UK and International Tax news

HMRC Issues Guidance On VAT Treatment Of Costs Recharged To Overseas Branch

Wednesday 18th February 2015

In September 2014, the CJEU issued its judgment in a case involving a US resident company recharging a proportion of IT costs to its Swedish branch which formed part of a VAT group in Sweden [see out International Tax News item of 29 September 2014].

In Skandia America Corp (USA) filial Sverige v Skatteverket [C-7/13], the Court held that whilst the branch did not carry out an independent economic activity distinct from its Head Office, by joining a VAT group, the branch became part of a single taxable person such that the Head Office supplied services not to the branch but to the VAT group.

The Court did not follow the earlier opinion of the Advocate General, which confirmed that cross border branch/head office transactions were not supplies for VAT purposes and this also applied to the situation of a branch in an EU VAT group, and held that the VAT group was required to account for VAT under the reverse charge rule.

HMRC released Brief 37/2014 in October 2014 which explained that HMRC would consider the effect of the judgment on UK VAT registered traders who are members of a VAT group in the UK or another EU member state and have establishments (branches or head offices) in other member states.

HMRC has now issued Brief 2/2015 which confirms that the Skandia judgment did not consider the UK’s different rules, which allow the whole body corporate into the UK group, and so did not rule this to be contrary to the VAT Directive. HMRC does not consider that any changes to the UK grouping provisions are required.

The current grouping rules relating to UK VAT-grouped companies with overseas establishments will therefore be maintained. If an overseas company with a fixed establishment in the UK joins a VAT group, the whole legal entity (the company and its branches) becomes part of that taxable person.

The implication of the Skandia judgment is that an overseas establishment of a UK-established entity is part of a separate taxable person if the overseas establishment is VAT-grouped in a member state that operates similar ‘establishment only‘grouping provisions to Sweden. This will be the case whether or not the entity in the UK is part of a UK VAT group. Businesses must treat intra-entity services provided to or by such establishments as supplies made to or by another taxable person and account for VAT accordingly.

Therefore, services provided by the overseas VAT-grouped establishment to the UK establishment will normally be treated as supplies made in the UK under place of supply rules, and subject to the reverse charge if taxable.

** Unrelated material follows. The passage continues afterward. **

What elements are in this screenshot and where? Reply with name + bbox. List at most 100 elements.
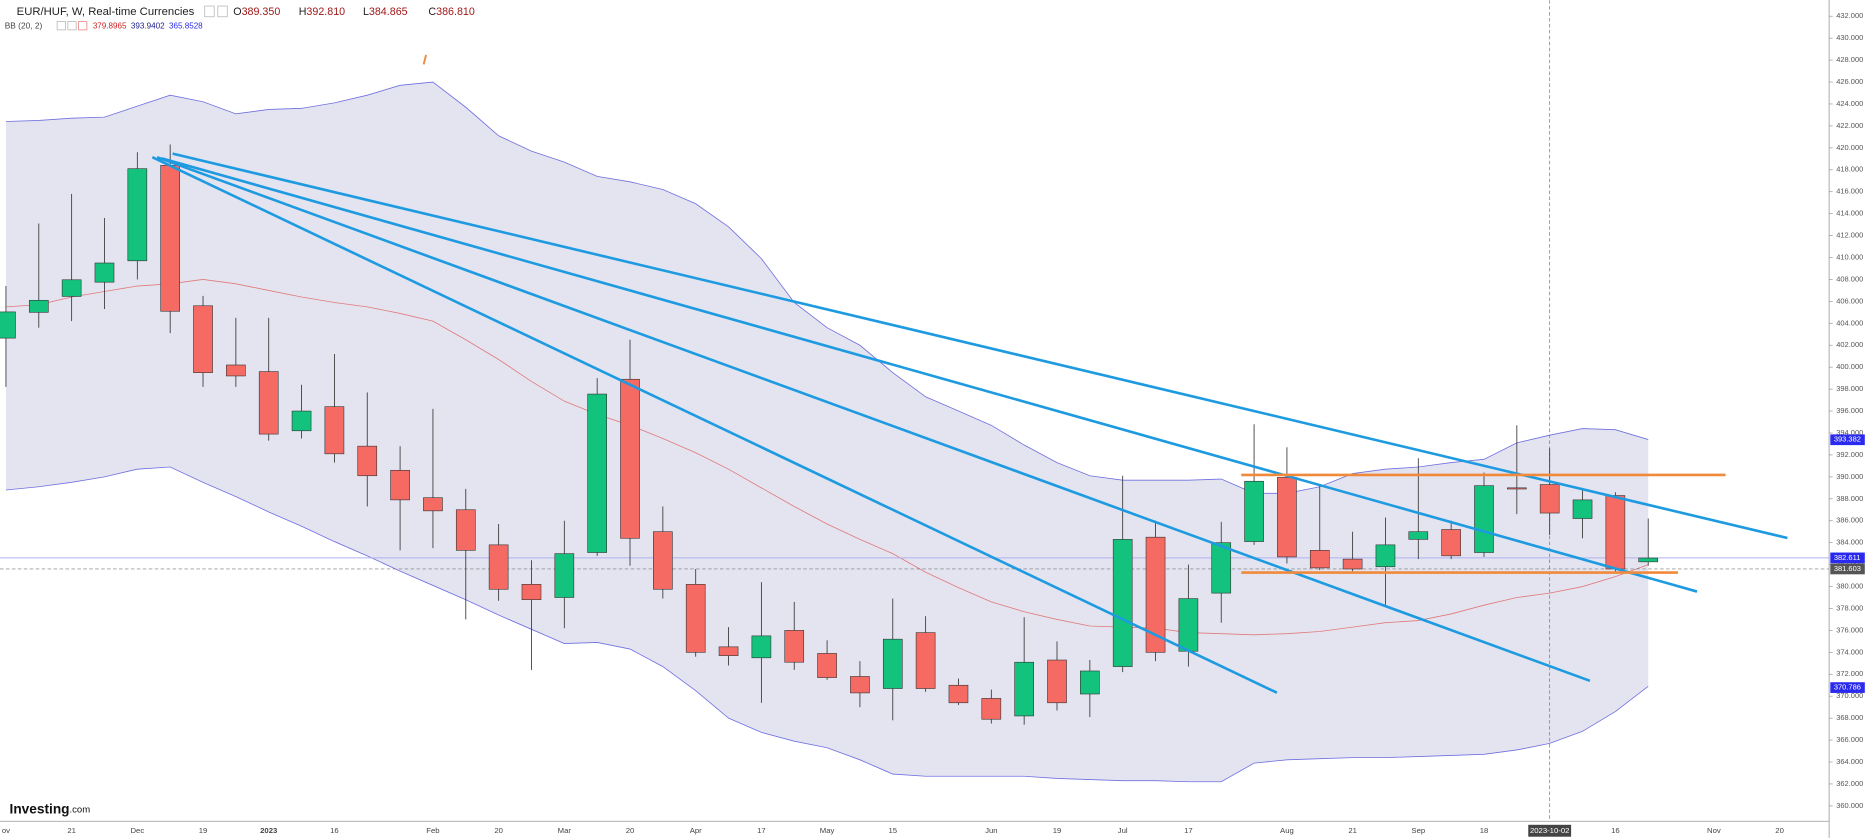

Services provided by the UK establishment to the overseas VAT-grouped establishment will normally be treated as supplies made outside the UK under place of supply rules. Therefore they will need to be taken into account in ascertaining input tax credit for the UK establishment. If the supplies are reverse charge services, they should be reported on the trader’s European Sales Listing of such supplies.

If the UK entity is in a UK VAT group, the same applies to supplies between the overseas establishment and other UK VAT group members in UK. Under these circumstances the anti-avoidance legislation in s.43(2A)-(2E) VATA does not apply, as the overseas establishment is not seen as part of the UK VAT group.

HMRC advises that these changes of treatment do not require any change to UK law as they follow automatically in circumstances where the overseas establishment is recognised as part of a separate taxable person.

HMRC will confirm which other member states will operate Swedish-style ‘establishment only’ VAT grouping following the Skandia decision as soon as possible, and update guidance accordingly.

This change in treatment must be applied to services performed on or after 1 January 2016. This will allow businesses time to adapt administrative and accounting procedures. Businesses may choose to apply the changes to services performed earlier than this date, provided they do so consistently for all services and establishments affected.

This ruling is likely to have serious implications for overseas financial services groups with EU operations which buy in services from outside the EU.